1403. Minimum Subsequence in Non-Increasing Order
Description
Given the array nums
, obtain a subsequence of the array whose sum of elements is strictly greater than the sum of the non included elements in such subsequence.
If there are multiple solutions, return the subsequence with minimum size and if there still exist multiple solutions, return the subsequence with the maximum total sum of all its elements. A subsequence of an array can be obtained by erasing some (possibly zero) elements from the array.

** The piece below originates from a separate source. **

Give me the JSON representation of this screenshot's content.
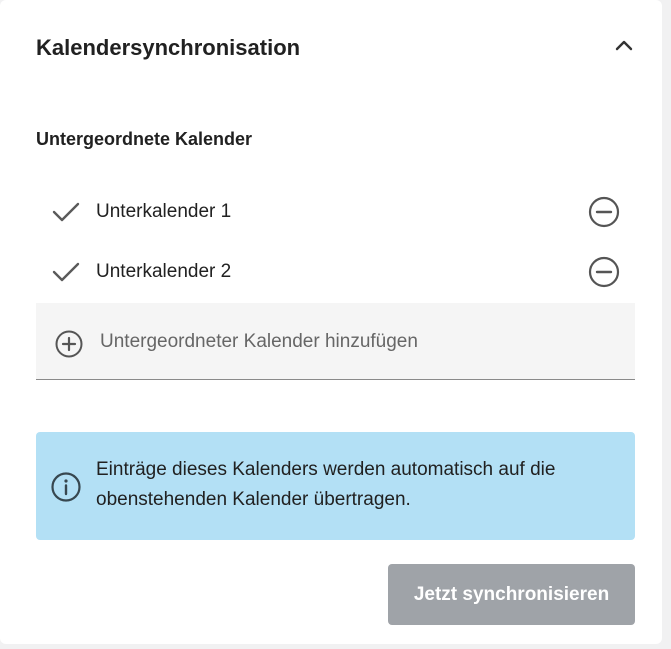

Note that the solution with the given constraints is guaranteed to be unique. Also return the answer sorted in non-increasing order.
Example 1:
Input: nums = [4,3,10,9,8] Output: [10,9] Explanation: The subsequences [10,9] and [10,8] are minimal such that the sum of their elements is strictly greater than the sum of elements not included. However, the subsequence [10,9] has the maximum total sum of its elements.
Example 2:
Input: nums = [4,4,7,6,7] Output: [7,7,6] Explanation: The subsequence [7,7] has the sum of its elements equal to 14 which is not strictly greater than the sum of elements not included (14 = 4 + 4 + 6). Therefore, the subsequence [7,6,7] is the minimal satisfying the conditions. Note the subsequence has to be returned in non-decreasing order.
Constraints:
1 <= nums.length <= 500
1 <= nums[i] <= 100
Solution
minimum-subsequence-in-non-increasing-order.py
class Solution:
def minSubsequence(self, nums: List[int]) -> List[int]:
nums.sort()
res = []
while sum(res) <= sum(nums):
res.append(nums.pop())
return res
minimum-subsequence-in-non-increasing-order.cpp
class Solution {
public:
vector<int> minSubsequence(vector<int>& nums) {
vector<int> res;
auto sub_sum = 0, half_sum = accumulate(begin(nums), end(nums), 0) / 2;
priority_queue<int> pq(begin(nums), end(nums));
while (sub_sum <= half_sum) {
res.push_back(pq.top());
sub_sum += res.back();
pq.pop();
}
return res;
}
};